A former Cetera Financial adviser picked day trades for his own benefit, making about $5.3 million in “illegal” first-day profits, according to new charges from the SEC. The commission also accused another adviser of similar actions and settled the charges with Cetera.
According to the commission, the Kirkland, Wash.-based consultant William Carlton and Hillsborough, NJ councilor Hans Hernandez conducted special multi-year cherry-picking schemes that defrauded investors.
Carlton was originally associated with First Allied Advisory Services from July 2012 to November 2020 before joining Cetera until he was fired in late 2023 (First Allied was part of the same “corporate family” as Cetera, and it withdrew its SEC filing in late 2020; its advisors, including Carlton and Hernandez, joined Cetera).
Beginning in 2015, Carlton began buying securities through a personal account jointly held by him and his wife and an account called Carlton Wealth Management.
After doing so, Carlton would track the paper's price swing throughout the trading day; if it went up, he would sell it the same day and pocket the profits. But if the price fell, Carlton would often call his broker late in the day and tell them to distribute some or all of the failed trades to his clients' accounts, keeping a small portion of the unprofitable trades for himself.

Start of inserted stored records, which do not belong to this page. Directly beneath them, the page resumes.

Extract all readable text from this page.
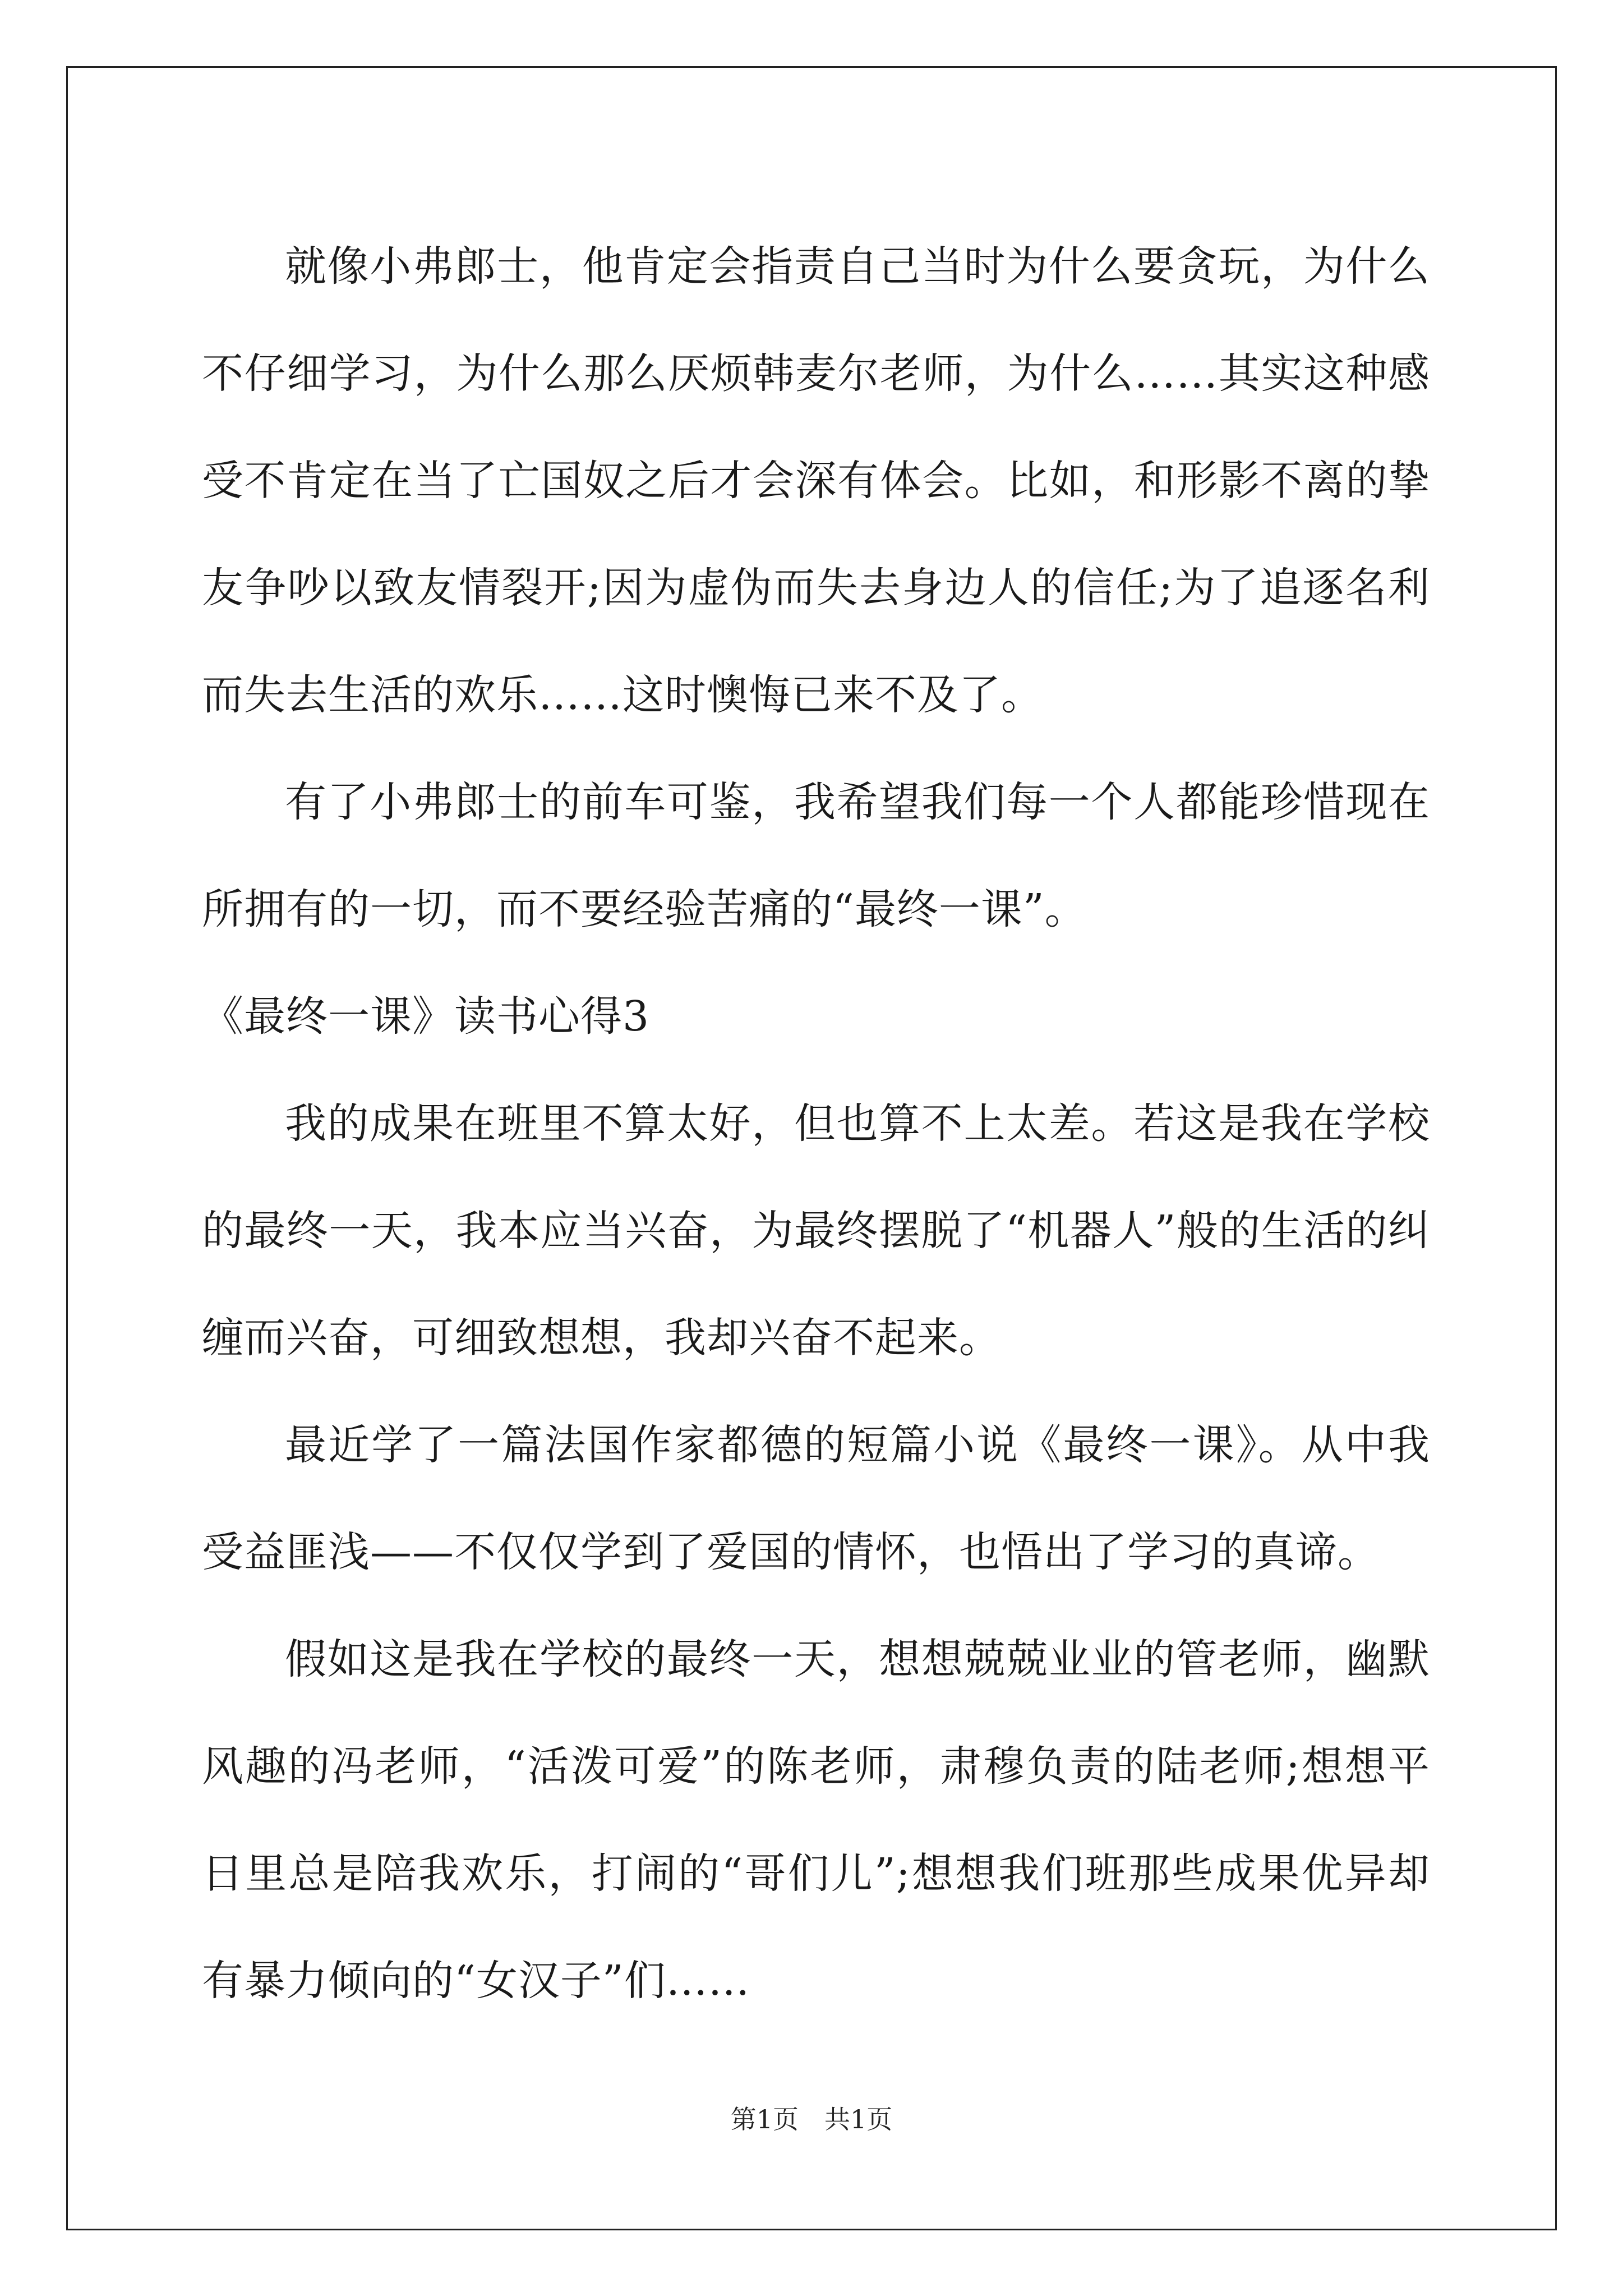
就像小弗郎士，他肯定会指责自己当时为什么要贪玩，为什么不仔细学习，为什么那么厌烦韩麦尔老师，为什么……其实这种感受不肯定在当了亡国奴之后才会深有体会。比如，和形影不离的挚友争吵以致友情裂开;因为虚伪而失去身边人的信任;为了追逐名利而失去生活的欢乐……这时懊悔已来不及了。

有了小弗郎士的前车可鉴，我希望我们每一个人都能珍惜现在所拥有的一切，而不要经验苦痛的“最终一课”。

《最终一课》读书心得3

我的成果在班里不算太好，但也算不上太差。若这是我在学校的最终一天，我本应当兴奋，为最终摆脱了“机器人”般的生活的纠缠而兴奋，可细致想想，我却兴奋不起来。

最近学了一篇法国作家都德的短篇小说《最终一课》。从中我受益匪浅——不仅仅学到了爱国的情怀，也悟出了学习的真谛。

假如这是我在学校的最终一天，想想兢兢业业的管老师，幽默风趣的冯老师，“活泼可爱”的陈老师，肃穆负责的陆老师;想想平日里总是陪我欢乐，打闹的“哥们儿”;想想我们班那些成果优异却有暴力倾向的“女汉子”们……

第1页　共1页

“This process allowed Carlton to be disproportionately rewarded with trades with positive first-day returns (ie, trades that increased in price from the time of purchase to the time of sale or market close) and to offload clients. that do not suspect with negative trading of the first day. reversals (ie, trades that decreased in price from the time of purchase to the time of sale or market close),” the SEC complaint said.
Overall, Carlton's approach led to $5.3 million in profits, while his clients suffered mostly unrealized losses totaling more than $6.4 million, according to the commission. His behavior allegedly continued after he joined Cetera in 2020, but in September 2022 Cetera banned Carlton from placing trades in his accounts and later distributing them to clients. Carlton's first-day gains and its clients' first-day losses were immediately wiped out, according to the SEC.
Notably, his clients' accounts had suffered first-day losses and negative first-day rates of return every month for more than seven years, but after Cetera stopped him from allocating trades, the results of his clients' day-to-day accounts the first were positive for eight of the others. 16 months, according to the commission.
Cetera sacked Carlton in December 2023, but the firm (and First Allies) agreed to settle with the SEC for failing to “reasonably” supervise the actions of the two advisers, for failing to implement policies designed to prevent such violations, and for including misleading statements on their Forms ADV. The two firms agreed to a cease and desist order and a $200,000 fine.
According to a spokesperson, after Cetera learned of the matter, it “acted immediately” to end the activity, including terminating both advisors' affiliation with Cetera. The charges against Hernandez parallel those of Carlton.
“We have established processes to prevent any similar actions in the future,” the spokesman said. “Cetera has cooperated fully with the SEC in this case and will continue to do so as the SEC pursues actions against these individuals.”
Carlton and Hernandez could not be reached for comment prior to publication.
In the case of both advisers, the SEC is seeking permanent injunctions against the pair, as well as removal with prejudice and civil penalties.